A un certo punto, rimbalza a Bruxelles persino la voce che Berlusconi non andrà a Bruxelles, per evitare, si dice, di farsi sbertucciare dal duo Merkozy, pentito dei sorrisini di scherno di domenica, ma a rischio recidiva. Poi, Palazzo Chigi conferma che il premier sarà al Vertice per illustrare le iniziative che il governo intende prendere per rilanciare la crescita riducendo il debito. Per tutta la giornata, la lettera da recapitare ai partner viene limata a palazzo Grazioli, presente pure Tremonti, con Pdl e Lega a discutere sul nodo delle pensioni.
L’Ue s’aspetta “impegni specifici sulle misure per la crescita che l’Italia vuole adottare”, fa dire il presidente della Commissione europea José Manuel Barroso. E l’Esecutivo di Bruxelles dichiara fiducia: l’Italia farà quanto ha promesso a più riprese, quando il Cavaliere si presentò a Bruxelles e a Strasburgo, per illustrare la manovra ai vertici delle istituzioni europee (una inutile sceneggiata, messa su per evitare di doversi presentare in tribunale a Milano), e ancora domenica, durante l’incontro con i leader francese e tedesco.
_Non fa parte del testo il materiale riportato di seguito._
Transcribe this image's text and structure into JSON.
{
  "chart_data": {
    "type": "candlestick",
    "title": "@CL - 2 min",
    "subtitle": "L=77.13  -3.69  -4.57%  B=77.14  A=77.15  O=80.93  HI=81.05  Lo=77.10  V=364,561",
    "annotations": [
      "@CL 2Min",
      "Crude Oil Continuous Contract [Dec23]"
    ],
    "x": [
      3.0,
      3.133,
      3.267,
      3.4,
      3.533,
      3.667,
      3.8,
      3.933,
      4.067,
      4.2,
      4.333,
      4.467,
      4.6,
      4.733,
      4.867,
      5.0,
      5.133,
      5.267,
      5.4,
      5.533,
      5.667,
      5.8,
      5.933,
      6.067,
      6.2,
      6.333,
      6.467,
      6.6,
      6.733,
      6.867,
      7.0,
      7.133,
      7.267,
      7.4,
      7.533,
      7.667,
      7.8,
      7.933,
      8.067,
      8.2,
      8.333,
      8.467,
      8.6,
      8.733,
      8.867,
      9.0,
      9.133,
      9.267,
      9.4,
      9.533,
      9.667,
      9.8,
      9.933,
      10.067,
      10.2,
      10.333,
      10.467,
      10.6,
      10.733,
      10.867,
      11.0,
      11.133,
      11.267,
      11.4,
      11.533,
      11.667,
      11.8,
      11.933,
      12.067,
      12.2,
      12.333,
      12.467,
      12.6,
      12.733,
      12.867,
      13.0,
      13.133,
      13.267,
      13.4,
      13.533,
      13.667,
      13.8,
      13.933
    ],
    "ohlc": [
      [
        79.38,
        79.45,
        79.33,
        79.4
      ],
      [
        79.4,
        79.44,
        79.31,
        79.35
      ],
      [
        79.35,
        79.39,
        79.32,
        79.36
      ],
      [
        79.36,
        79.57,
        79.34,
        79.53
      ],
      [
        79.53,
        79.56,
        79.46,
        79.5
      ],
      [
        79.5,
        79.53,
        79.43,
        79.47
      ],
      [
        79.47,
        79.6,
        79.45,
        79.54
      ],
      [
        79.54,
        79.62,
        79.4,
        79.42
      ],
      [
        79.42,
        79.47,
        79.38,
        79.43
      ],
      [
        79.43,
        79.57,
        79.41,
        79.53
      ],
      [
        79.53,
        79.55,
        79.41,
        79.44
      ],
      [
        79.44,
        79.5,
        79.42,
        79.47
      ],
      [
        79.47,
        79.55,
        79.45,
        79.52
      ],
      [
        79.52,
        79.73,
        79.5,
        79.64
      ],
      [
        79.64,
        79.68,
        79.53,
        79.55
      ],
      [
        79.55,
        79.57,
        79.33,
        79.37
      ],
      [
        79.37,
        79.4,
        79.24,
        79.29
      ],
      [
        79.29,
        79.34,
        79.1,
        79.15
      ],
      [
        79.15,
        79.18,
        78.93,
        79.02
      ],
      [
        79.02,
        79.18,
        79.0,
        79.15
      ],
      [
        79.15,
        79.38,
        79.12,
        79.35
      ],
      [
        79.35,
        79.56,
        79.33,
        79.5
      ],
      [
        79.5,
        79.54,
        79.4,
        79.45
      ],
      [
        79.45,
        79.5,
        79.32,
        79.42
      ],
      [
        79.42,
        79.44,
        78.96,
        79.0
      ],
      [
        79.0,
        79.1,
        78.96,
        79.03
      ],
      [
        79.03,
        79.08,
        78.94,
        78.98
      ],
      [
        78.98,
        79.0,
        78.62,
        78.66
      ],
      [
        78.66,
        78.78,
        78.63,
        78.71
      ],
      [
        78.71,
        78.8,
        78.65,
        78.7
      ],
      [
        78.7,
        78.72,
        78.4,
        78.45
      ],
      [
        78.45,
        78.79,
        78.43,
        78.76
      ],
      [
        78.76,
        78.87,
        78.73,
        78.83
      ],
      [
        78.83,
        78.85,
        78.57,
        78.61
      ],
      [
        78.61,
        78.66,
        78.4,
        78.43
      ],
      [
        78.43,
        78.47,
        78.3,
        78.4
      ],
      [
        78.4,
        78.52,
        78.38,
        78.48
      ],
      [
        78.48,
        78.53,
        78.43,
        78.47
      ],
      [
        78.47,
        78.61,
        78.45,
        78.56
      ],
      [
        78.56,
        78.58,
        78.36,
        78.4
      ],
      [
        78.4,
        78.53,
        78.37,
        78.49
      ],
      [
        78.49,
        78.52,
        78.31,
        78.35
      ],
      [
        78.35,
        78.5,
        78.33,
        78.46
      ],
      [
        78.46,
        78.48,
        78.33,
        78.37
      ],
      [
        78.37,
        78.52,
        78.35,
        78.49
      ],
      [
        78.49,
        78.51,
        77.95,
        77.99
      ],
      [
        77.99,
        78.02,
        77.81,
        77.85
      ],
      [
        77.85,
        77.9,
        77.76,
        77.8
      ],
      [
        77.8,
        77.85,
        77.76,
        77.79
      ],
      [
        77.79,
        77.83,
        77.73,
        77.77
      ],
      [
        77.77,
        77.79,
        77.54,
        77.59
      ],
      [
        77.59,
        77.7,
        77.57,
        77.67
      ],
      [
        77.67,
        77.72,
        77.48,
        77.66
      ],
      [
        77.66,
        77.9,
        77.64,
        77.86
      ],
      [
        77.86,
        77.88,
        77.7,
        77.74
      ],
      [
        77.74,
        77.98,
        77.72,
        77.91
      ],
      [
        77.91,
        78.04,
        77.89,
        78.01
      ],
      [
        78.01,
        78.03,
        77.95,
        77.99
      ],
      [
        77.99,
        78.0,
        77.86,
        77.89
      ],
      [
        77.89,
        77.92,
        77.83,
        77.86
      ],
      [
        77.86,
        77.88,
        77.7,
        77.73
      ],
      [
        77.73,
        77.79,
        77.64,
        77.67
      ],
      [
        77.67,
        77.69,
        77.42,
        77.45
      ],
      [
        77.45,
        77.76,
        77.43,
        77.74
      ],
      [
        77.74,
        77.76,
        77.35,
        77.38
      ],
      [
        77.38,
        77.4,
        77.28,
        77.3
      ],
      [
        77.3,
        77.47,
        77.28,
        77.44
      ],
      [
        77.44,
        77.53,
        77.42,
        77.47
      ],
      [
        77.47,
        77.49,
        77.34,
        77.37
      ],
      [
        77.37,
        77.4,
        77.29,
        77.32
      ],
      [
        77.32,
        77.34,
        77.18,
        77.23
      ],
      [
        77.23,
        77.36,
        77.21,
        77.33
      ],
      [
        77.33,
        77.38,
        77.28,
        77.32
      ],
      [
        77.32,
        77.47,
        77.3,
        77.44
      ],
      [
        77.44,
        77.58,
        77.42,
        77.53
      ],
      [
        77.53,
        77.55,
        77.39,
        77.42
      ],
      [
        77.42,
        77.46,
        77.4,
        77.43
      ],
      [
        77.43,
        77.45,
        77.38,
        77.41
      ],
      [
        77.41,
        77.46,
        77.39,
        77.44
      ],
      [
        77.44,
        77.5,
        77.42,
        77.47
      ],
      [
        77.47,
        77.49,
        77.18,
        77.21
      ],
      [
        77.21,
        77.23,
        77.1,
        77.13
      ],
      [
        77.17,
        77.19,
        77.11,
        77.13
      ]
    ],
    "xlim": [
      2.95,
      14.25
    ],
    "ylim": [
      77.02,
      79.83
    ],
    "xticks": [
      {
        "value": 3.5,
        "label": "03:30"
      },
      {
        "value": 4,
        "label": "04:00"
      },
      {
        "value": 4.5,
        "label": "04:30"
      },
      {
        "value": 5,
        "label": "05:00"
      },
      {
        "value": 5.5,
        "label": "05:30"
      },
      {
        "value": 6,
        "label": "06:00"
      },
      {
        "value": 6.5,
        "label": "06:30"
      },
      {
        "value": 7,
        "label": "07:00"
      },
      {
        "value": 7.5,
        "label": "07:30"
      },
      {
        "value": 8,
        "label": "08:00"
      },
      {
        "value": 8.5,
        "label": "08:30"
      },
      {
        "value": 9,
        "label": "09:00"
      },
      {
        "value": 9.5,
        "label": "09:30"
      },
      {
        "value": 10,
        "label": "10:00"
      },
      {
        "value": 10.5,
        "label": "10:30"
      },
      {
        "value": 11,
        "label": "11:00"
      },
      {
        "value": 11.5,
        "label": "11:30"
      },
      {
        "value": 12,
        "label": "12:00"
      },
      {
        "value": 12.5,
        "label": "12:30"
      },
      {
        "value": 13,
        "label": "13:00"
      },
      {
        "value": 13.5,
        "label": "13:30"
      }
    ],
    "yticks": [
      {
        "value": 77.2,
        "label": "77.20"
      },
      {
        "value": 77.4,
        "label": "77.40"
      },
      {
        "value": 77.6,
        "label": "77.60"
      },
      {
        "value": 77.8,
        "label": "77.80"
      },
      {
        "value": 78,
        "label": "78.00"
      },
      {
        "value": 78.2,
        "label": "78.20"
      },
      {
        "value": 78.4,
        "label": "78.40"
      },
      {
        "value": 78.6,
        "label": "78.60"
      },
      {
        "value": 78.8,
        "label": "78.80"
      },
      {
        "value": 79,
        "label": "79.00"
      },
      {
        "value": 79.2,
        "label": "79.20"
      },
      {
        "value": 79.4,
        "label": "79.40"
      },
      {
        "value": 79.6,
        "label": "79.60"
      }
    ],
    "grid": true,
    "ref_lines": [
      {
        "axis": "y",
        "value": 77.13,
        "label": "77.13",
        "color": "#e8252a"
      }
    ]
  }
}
Bruxelles giudica il governo italiano “determinato” e pure pronto ad “accelerare”, se necessario. Sapessero quanto accade a Palazzo Grazioli, quelli del Berlaymont, il palazzo a stella di cristallo della Commissione, sarebbero meno tranquilli. Barroso nota che “l’Italia ha un’economia molto forte ed è capace di innovazione”: chissà come ha fatto a ridursi così. Il responsabile dell’economia Olli Rehn ritiene il percorso di risanamento dei conti pubblici delineato dall’Italia “appropriato”, ma da inserire in un “orizzonte temporale chiaro”.
Al duo Merkozy, come a Barroso e al presidente del Vertice Herman Van Rompuy, Berlusconi ha promesso una comunicazione dettagliata, ricorda la portavoce della Commissione Pia Ahrenkilde: Bruxelles si aspetta “impegni su riforme strutturali e crescita”, perché –dice Rehn- “il consolidamento dei conti deve essere parallelo alla crescita”. Se il Cavaliere porterà pecette e condoni, si beccherà, lui che si vanta di non essere mai stato bocciato, un bel 4 sul compito a casa mal fatto.
La via giusta gliela indica, ancora una volta, Napolitano: gli annunci delle misure per lo sviluppo devono essere “definiti”: “Dobbiamo compiere tutte le scelte necessarie per rendere più credibile l’impegno ad abbattere il debito e rilanciare la crescita”. Così, il no dell’Italia ai commissariamenti e alla ‘diplomazia del sogghigno’ sarà fondato.
L’Italia non è l’unico Paese a presentarsi a Bruxelles in difficoltà. Persino il premier britannico Cameron, che è fuori dall’euro, ci arriva ‘zoppo’: i Comuni bocciano, come chiedeva il governo, un referendum sull’Ue, ma la coalizione di centro-destra andrebbe sotto senza il voto dei laburisti. La fronda fra i tories è altissima: 80 e più votano contro Cameron e il governo.